In our first blog post in this series, we talked about how you can build interest in your community to host a new small group. Missed it? Read it now!
Now that you’ve built interest and have an idea of what topics people would like to talk about in a small group setting, it’s up to you – as the leader – to think through what this means for your small group’s future.
As you start to form the group, think about the following dos and don’ts to make it a positive experience for all.
Do follow up with everyone that initially responded
Even if you aren’t focusing on a topic that they initially noted interest in, definitely keep them in the loop as you form your small group and set forth with your first session. There may still be interest and you don’t want anyone to feel excluded.
Don’t set all the goals and requirements
Yes, you need to set an overall goal and some initial requirements for participation (e.g., what resources do they need to purchase? How often must they attend?), but don’t set all of the goals and requirements.
Instead, spend some time in your initial meeting setting this for the group – and taking feedback from all involved. Giving participants ownership will help them have a more engaging, positive experience.
Do select a resource that fits the majority
After receiving feedback from everyone on what they would like to focus on, you likely have a clear winner for a topic to talk about. Take the responsibility for selecting a resource and structure that fits your goal for the small group.

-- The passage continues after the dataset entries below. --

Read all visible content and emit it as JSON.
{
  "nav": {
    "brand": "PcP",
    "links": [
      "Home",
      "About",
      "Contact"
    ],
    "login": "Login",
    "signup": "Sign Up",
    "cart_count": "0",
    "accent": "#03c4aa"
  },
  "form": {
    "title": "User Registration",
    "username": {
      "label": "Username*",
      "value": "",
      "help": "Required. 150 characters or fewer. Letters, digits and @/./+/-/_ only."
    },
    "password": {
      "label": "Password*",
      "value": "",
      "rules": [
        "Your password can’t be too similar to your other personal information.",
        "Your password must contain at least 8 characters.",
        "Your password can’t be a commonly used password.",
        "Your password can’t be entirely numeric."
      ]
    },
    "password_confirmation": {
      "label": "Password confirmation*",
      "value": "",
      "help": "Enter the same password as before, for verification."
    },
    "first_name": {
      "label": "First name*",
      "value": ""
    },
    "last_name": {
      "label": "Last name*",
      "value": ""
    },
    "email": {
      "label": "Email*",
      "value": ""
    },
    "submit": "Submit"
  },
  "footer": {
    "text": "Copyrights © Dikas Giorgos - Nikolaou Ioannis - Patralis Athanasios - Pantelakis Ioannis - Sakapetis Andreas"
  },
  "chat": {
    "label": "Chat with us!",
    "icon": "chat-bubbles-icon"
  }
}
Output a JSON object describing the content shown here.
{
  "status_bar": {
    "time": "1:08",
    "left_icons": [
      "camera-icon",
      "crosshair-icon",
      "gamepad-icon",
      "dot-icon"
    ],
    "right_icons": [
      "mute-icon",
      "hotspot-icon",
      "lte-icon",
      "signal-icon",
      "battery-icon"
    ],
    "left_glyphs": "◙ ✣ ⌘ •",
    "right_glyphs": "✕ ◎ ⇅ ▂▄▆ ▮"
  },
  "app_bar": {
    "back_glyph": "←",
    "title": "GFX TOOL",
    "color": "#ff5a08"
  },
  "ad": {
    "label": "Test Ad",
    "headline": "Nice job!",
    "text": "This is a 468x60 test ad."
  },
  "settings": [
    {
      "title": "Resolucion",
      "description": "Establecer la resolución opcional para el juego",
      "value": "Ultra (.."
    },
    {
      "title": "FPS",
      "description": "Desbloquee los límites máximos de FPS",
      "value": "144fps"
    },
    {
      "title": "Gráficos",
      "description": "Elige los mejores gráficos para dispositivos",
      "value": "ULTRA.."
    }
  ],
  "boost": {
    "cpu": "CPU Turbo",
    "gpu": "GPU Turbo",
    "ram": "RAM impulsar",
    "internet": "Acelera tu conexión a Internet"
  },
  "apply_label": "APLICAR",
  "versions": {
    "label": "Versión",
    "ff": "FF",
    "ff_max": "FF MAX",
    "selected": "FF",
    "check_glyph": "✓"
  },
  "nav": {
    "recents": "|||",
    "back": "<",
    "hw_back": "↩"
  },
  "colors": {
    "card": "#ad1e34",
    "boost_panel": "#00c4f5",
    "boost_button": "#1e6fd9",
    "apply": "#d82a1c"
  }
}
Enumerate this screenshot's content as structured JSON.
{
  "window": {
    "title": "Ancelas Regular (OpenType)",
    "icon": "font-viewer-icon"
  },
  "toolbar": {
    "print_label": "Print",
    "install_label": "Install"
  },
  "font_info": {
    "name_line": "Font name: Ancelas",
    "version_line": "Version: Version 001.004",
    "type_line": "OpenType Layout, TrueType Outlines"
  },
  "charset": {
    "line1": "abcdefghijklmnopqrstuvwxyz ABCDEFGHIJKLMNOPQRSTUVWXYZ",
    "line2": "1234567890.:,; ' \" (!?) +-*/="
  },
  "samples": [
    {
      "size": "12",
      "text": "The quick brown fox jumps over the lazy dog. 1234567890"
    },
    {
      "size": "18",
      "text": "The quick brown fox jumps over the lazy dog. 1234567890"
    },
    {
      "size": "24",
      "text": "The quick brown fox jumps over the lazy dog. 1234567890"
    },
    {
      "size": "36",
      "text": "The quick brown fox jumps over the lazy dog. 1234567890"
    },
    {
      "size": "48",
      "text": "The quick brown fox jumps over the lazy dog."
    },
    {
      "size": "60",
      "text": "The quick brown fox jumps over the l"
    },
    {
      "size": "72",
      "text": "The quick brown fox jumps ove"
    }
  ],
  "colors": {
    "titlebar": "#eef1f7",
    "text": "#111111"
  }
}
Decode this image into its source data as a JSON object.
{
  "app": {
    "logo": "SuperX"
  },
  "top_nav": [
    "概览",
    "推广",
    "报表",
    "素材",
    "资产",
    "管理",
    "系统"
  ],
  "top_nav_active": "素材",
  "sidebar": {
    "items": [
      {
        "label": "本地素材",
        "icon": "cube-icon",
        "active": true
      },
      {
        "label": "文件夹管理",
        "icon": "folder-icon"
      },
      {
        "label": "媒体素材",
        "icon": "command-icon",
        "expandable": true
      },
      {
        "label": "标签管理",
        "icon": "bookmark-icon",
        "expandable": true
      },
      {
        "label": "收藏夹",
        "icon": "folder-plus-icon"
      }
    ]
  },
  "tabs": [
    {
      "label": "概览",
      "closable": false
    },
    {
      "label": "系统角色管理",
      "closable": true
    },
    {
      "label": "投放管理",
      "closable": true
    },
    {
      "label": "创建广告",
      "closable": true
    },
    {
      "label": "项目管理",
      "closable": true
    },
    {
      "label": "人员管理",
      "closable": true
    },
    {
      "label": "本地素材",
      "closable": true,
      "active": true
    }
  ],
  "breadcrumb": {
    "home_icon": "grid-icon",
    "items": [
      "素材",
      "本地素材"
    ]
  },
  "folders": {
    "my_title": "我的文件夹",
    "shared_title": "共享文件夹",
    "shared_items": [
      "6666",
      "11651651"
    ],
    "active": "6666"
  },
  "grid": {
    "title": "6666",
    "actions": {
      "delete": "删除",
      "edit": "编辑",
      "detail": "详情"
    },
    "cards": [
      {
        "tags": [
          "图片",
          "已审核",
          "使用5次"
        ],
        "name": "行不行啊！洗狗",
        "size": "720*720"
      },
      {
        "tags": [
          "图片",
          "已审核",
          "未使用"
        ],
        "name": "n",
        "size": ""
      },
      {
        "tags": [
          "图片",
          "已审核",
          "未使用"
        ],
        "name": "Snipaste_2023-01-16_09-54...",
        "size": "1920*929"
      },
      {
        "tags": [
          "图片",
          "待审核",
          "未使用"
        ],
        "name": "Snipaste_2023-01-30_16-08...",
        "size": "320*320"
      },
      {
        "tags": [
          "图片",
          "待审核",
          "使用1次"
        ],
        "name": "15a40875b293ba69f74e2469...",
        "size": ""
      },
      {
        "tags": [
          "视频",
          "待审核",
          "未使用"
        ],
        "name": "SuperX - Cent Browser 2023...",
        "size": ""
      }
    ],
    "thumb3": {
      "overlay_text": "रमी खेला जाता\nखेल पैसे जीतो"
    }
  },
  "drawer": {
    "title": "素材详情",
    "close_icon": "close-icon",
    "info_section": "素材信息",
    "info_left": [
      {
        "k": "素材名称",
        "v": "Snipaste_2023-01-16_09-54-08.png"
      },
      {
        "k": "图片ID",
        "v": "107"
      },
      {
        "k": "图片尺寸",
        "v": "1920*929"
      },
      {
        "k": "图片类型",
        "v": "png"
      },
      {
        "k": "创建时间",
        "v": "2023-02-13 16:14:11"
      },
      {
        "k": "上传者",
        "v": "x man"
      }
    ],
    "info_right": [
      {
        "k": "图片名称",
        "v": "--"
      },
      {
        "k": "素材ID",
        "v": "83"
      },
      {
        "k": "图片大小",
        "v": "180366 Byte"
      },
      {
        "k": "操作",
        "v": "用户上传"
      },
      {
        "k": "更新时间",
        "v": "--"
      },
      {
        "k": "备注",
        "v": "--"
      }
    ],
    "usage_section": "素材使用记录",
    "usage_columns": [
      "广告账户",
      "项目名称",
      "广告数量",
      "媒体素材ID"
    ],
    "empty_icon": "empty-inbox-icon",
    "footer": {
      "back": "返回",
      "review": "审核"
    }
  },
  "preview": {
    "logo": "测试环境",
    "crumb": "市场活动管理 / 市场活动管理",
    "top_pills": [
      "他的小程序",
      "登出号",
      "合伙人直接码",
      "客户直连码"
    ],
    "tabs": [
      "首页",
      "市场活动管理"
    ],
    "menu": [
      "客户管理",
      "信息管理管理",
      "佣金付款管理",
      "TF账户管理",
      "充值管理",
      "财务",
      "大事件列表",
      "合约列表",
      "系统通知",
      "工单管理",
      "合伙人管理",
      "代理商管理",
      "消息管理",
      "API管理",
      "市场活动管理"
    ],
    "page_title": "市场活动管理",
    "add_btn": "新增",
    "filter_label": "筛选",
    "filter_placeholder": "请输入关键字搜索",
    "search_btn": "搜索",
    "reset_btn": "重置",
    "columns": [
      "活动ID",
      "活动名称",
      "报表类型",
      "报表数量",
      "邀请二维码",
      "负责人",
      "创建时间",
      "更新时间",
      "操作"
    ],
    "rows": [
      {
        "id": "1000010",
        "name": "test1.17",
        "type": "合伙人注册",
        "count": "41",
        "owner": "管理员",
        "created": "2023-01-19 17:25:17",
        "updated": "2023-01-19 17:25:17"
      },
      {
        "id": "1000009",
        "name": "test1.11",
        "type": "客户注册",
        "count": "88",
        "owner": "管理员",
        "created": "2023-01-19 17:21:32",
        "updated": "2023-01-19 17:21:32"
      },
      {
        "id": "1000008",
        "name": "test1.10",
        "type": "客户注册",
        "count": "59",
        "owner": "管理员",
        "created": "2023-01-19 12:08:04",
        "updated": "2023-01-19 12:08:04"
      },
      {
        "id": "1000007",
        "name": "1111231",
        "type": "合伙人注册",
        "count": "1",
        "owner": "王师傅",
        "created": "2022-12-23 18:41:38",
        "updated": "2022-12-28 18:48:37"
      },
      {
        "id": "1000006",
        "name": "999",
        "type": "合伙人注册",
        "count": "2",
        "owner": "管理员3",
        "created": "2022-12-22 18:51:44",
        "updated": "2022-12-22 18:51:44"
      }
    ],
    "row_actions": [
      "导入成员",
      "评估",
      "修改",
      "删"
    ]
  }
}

If participants need to purchase any materials prior to the first meeting, make sure to communicate where they can find it and the cost so that they can come prepared.
Don’t stop sharing the small group with others
Vacations, busy work schedules, a sick kid… these are all distractions that take people away from focusing on other activities. Someone may have missed the initial announcement or forgot to respond; don’t stop sharing the small group with others!
While you don’t want someone to come in midway, you can find ways to continue to involve them; and if you do have enough interest that weren’t able to sign up initially, perhaps you can start a second small group!
Do ask for continuous feedback
As you get started with hosting your small group sessions, make it known that you are open to feedback – and that you want to learn how to continue to grow and change the sessions to make it a great experience for all.
An open feedback session at the start or end of the small group time can give people a chance to share their thoughts overall. In addition, you can ask people to share with you privately if they are more comfortable. Either way, knowing where people would like to see things improved or changed can ensure that you are meeting your goals as a small group leader as well as theirs as a small group participant.